JAKARTA – Tenaga Ahli Dewan Pers, khususnya bidang Pemberdayaan Perempuan dan Perlindungan Anak H. Kamsul Hasan sampaikan pengalamannya sebagai ombudsman perusahaan pers ketika redaksi mendapatkan surat hak jawab atau hak koreksi atau somasi, Sabtu (12/11/22).
“Ini cerita saya sebagai ombudsman perusahaan pers, yang biasanya diajak konsultasi ketika redaksi mendapatkan surat hak jawab atau hak koreksi atau somasi,” kata Kamsul.
Ia berpendapat untuk menanggapi surat tersebut hal pertama yang dia lakukan adalah memeriksa legal standing sebagai syarat formil penyampaian hak jawab.
“Biasanya yang pertama saya lakukan adalah memeriksa apakah pengirimnya memiliki legal standing cukup sebagai syarat formil penyampaian hak jawab,” tutur H. Kamsul Hasan.
Sarjana Hukum dan Magister Hukum dari STIH Iblam Jakarta ini mengatakan jika syarat formil tidak terpenuhi ia menyarankan surat hak jawab atau hak koreksi atau somasi ditolak dan tak perlu dilayani.
“Apabila syarat formil tidak terpenuhi saya sarankan ditolak saja, tidak perlu dilayani. Artinya kita siap menghadapinya baik mediasi di Dewan Pers atau ke ranah hukum,” imbuhnya.

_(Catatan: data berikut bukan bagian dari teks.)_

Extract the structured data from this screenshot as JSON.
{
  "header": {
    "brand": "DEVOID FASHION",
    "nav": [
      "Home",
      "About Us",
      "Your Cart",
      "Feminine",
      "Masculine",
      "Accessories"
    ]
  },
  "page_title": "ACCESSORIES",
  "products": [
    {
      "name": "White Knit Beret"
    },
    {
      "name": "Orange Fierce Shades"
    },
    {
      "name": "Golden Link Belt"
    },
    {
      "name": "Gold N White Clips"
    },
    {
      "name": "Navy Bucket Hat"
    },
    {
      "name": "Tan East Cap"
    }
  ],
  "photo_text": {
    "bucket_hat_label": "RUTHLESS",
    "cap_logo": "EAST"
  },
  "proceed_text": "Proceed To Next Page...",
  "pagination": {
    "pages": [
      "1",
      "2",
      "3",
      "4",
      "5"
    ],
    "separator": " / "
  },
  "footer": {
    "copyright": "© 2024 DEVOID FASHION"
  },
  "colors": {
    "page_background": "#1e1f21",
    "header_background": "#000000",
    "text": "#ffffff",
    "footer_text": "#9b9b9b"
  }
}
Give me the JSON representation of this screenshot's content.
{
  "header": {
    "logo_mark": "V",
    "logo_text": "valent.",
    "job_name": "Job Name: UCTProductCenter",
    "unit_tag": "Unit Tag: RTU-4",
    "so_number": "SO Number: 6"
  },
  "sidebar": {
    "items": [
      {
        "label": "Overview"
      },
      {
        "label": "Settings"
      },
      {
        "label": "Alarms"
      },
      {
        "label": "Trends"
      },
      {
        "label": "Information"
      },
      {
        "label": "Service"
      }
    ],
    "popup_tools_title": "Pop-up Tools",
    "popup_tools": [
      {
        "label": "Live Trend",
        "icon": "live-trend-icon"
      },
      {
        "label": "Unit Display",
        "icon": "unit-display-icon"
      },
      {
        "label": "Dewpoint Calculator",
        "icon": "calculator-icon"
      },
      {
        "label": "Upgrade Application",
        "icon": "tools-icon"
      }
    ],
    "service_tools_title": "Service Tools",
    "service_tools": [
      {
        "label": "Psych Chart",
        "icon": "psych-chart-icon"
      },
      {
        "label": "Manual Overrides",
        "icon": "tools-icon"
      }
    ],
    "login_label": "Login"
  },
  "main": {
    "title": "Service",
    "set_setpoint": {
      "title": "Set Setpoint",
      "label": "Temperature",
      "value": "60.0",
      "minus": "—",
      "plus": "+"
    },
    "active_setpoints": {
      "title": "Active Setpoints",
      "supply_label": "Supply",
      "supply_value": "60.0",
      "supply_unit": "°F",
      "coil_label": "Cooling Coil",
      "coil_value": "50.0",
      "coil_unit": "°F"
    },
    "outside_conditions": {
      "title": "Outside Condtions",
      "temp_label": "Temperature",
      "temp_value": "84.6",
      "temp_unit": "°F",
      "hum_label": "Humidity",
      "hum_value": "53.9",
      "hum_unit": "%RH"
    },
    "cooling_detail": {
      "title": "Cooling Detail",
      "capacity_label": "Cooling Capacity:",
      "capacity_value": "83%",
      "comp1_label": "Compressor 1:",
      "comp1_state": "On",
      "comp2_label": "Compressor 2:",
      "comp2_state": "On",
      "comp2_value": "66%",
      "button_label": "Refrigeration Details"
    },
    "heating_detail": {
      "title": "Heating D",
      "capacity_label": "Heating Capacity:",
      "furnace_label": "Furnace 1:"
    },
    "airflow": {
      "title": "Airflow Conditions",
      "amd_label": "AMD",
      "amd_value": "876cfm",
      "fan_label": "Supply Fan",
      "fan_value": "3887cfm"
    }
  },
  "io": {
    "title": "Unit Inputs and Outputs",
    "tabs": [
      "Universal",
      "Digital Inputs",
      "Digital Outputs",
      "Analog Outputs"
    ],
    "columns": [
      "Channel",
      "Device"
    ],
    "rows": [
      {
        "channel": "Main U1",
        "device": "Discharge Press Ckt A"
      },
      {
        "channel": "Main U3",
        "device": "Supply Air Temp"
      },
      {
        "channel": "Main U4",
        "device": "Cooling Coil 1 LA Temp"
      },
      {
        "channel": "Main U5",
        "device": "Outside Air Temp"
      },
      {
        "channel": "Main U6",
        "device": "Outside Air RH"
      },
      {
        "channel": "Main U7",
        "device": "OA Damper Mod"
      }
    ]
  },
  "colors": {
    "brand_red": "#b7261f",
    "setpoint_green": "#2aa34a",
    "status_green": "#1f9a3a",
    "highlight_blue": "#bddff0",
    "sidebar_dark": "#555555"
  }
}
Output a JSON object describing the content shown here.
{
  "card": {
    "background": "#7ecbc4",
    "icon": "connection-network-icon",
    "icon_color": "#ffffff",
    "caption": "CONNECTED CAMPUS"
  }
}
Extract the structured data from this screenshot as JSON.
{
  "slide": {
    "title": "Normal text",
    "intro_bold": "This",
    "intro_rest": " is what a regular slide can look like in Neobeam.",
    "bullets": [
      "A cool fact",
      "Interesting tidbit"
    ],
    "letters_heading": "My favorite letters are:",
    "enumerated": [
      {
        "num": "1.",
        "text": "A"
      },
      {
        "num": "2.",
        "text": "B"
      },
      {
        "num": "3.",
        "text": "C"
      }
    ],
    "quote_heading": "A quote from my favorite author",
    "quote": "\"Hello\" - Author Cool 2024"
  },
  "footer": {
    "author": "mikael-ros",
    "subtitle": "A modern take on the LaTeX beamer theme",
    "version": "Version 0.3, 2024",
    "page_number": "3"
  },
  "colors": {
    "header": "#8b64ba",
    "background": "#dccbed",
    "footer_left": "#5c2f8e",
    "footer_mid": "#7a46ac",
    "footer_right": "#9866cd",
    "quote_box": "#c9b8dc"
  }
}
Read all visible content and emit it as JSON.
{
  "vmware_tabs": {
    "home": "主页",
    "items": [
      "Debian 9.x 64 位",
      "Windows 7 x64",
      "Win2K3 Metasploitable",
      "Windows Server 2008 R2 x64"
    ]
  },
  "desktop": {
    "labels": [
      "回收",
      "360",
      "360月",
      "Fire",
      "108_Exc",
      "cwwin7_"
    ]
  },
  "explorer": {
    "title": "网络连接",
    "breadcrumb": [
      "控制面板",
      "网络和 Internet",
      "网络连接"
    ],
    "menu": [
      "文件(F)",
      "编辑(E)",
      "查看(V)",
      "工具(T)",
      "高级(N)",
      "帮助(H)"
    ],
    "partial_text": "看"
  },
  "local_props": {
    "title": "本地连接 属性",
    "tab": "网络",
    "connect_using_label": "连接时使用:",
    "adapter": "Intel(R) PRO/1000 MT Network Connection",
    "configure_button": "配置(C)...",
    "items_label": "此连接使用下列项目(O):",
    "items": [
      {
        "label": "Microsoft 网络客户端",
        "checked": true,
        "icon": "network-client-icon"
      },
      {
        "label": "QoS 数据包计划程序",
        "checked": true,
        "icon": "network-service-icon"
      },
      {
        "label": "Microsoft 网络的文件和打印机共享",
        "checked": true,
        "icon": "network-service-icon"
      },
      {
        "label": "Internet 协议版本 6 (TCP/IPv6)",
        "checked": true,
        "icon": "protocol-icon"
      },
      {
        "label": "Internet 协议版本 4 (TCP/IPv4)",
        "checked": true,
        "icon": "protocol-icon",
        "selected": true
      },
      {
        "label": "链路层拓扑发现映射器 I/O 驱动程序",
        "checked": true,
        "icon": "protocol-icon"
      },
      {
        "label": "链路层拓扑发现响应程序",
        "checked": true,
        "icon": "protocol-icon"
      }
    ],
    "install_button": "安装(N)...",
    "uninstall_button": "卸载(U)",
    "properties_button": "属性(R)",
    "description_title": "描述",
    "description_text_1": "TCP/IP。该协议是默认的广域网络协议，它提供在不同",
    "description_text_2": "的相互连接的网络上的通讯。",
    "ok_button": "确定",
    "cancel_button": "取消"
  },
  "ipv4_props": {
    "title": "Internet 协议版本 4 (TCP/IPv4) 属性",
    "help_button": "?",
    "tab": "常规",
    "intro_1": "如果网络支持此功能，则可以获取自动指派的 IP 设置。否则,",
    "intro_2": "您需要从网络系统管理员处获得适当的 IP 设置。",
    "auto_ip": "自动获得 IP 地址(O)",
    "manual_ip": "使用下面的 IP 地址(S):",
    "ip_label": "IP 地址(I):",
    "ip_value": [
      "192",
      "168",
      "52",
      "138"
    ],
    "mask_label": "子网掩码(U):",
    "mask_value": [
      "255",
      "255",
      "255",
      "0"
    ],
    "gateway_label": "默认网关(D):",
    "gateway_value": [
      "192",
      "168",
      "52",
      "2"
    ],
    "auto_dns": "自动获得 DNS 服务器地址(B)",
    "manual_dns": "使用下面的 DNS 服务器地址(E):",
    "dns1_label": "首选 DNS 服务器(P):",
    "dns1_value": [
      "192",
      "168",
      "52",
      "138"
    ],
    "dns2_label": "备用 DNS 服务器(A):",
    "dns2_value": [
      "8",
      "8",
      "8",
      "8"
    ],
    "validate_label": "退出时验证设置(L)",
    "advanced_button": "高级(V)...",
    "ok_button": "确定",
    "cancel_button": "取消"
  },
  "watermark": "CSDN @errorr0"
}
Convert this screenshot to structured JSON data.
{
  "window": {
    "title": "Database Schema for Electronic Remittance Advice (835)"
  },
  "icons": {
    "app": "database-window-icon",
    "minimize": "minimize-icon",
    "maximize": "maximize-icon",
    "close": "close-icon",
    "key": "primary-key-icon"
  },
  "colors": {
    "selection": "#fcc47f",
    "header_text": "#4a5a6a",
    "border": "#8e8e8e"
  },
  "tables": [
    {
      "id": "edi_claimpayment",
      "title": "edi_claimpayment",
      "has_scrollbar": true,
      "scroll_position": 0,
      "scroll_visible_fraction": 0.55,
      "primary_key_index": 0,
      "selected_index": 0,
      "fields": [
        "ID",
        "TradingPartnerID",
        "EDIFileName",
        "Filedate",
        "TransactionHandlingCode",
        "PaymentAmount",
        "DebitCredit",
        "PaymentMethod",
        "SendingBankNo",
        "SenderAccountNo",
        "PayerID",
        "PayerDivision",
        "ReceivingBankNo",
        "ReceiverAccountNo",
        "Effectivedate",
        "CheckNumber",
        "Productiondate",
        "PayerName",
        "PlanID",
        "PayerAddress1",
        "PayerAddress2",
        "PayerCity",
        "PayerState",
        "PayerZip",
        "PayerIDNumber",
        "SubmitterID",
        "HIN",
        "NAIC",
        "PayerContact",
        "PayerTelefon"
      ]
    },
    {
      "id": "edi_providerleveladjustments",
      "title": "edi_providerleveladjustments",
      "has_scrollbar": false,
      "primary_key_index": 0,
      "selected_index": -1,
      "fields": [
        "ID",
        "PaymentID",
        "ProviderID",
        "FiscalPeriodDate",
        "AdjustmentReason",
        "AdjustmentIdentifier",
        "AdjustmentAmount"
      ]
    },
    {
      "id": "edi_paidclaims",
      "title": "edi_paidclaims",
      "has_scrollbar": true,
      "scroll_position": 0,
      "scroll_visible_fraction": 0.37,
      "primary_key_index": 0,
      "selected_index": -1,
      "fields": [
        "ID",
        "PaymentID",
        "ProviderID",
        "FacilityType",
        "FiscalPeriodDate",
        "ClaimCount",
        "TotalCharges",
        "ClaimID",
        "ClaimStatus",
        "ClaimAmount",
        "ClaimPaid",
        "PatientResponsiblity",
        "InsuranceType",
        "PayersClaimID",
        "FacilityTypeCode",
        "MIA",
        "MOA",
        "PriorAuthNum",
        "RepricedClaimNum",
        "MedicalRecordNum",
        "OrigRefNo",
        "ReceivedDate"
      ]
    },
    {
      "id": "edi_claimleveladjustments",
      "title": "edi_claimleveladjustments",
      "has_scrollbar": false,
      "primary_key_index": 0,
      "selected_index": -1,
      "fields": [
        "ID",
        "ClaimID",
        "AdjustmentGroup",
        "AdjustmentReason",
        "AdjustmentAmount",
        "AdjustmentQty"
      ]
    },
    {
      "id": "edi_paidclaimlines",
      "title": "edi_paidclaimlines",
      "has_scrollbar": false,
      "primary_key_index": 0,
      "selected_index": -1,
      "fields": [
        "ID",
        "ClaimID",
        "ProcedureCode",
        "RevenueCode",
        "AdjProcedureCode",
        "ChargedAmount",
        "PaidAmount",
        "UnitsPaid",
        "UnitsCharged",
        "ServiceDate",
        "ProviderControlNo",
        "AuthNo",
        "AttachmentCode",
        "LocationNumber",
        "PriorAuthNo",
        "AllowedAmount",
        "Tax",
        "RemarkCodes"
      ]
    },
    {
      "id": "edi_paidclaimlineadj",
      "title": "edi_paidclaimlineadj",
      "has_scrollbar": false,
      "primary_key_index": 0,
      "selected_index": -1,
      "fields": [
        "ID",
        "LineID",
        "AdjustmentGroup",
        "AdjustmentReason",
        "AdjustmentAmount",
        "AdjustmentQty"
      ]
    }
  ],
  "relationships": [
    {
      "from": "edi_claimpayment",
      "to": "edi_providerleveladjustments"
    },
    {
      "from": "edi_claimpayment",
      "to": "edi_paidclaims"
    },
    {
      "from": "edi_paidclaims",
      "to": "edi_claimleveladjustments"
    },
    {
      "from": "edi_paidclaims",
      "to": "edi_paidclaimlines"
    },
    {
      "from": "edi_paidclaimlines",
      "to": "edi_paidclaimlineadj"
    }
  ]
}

Namun jika persyaratan formil terpenuhi, maka selanjutnya untuk di lihat materil yang dimasalahkan. Apakah benar terjadi pelanggaran dan apa yang dilanggar?
“Biasanya di sini terjadi perbedaan pendapat,” kata H. Kamsul.
Ombudsman salah satu media ini mengatakan hal serupa mungkin terjadi juga pada perusahaan pers lain. Pemberitaan tidak berimbang karena media Siber memanfaatkan butir 2 Pedoman Pemberitaan Media Siber (PPMS) Dewan Pers.
Pada intinya karena perusahaan pers Siber memerlukan kecepatan. Sehingga keberimbangan tidak hadir dalam satu frame pemberian seperti pada era cetak.
“Saat itu pihak sumber yang dirugikan tetap kekeuh tidak mengakui adanya PPMS. Mereka tetap ingin Pasal 1 dan Pasal 3 KEJ diterapkan dalam pemberitaan. Itu artinya versi online atau cetak sama saja, harus memberitakan secara berimbang dan menguji informasi. Alasannya karena KEJ masih berlaku dan belum direvisi,” ungkapnya.
Ketua Bidang Komisi Kompetensi Persatuan Wartawan Indonesia (PWI) Pusat menambahkan saat itu sumber yang dirugikan mengatakan wartawan harus memiliki dan mematuhi KEJ sesuai Pasal 7 ayat (2) UU Pers. PPMS bukan perintah undang-undang sekedar pedoman.
“Ini baru pada era digital karena KEJ masih berorientasi pada media cetak yang deadline panjang. Sementara PPMS dinilai berlaku internal sebagai pedoman,” terang H. Kamsul yang merupakan sarjana jurnalistik dari Institut Ilmu Sosial dan Ilmu Politik Jakarta.
H. Kamsul menegaskan agar Redaksi tidak perlu takut dengan somasi dan permintaan pencabutan konten, sepanjang tidak melanggar butir 5 PPMS.
“Jadi jelas dalam buti 5 PPMS konten atau berita yang boleh dicabut karena, SARA, Kesusilaan dalam bahasa Pasal 5 KEJ, korban kesusilaan, masa depan anak dalam bahasa lain sesuai PPRA Dewan Pers adalah anak berhadapan dengan hukum baik Sebagai pelaku tindak pidana, Korban tindak pidana dan Saksi tindak pidana,” tutur H. Kamsul Hasan.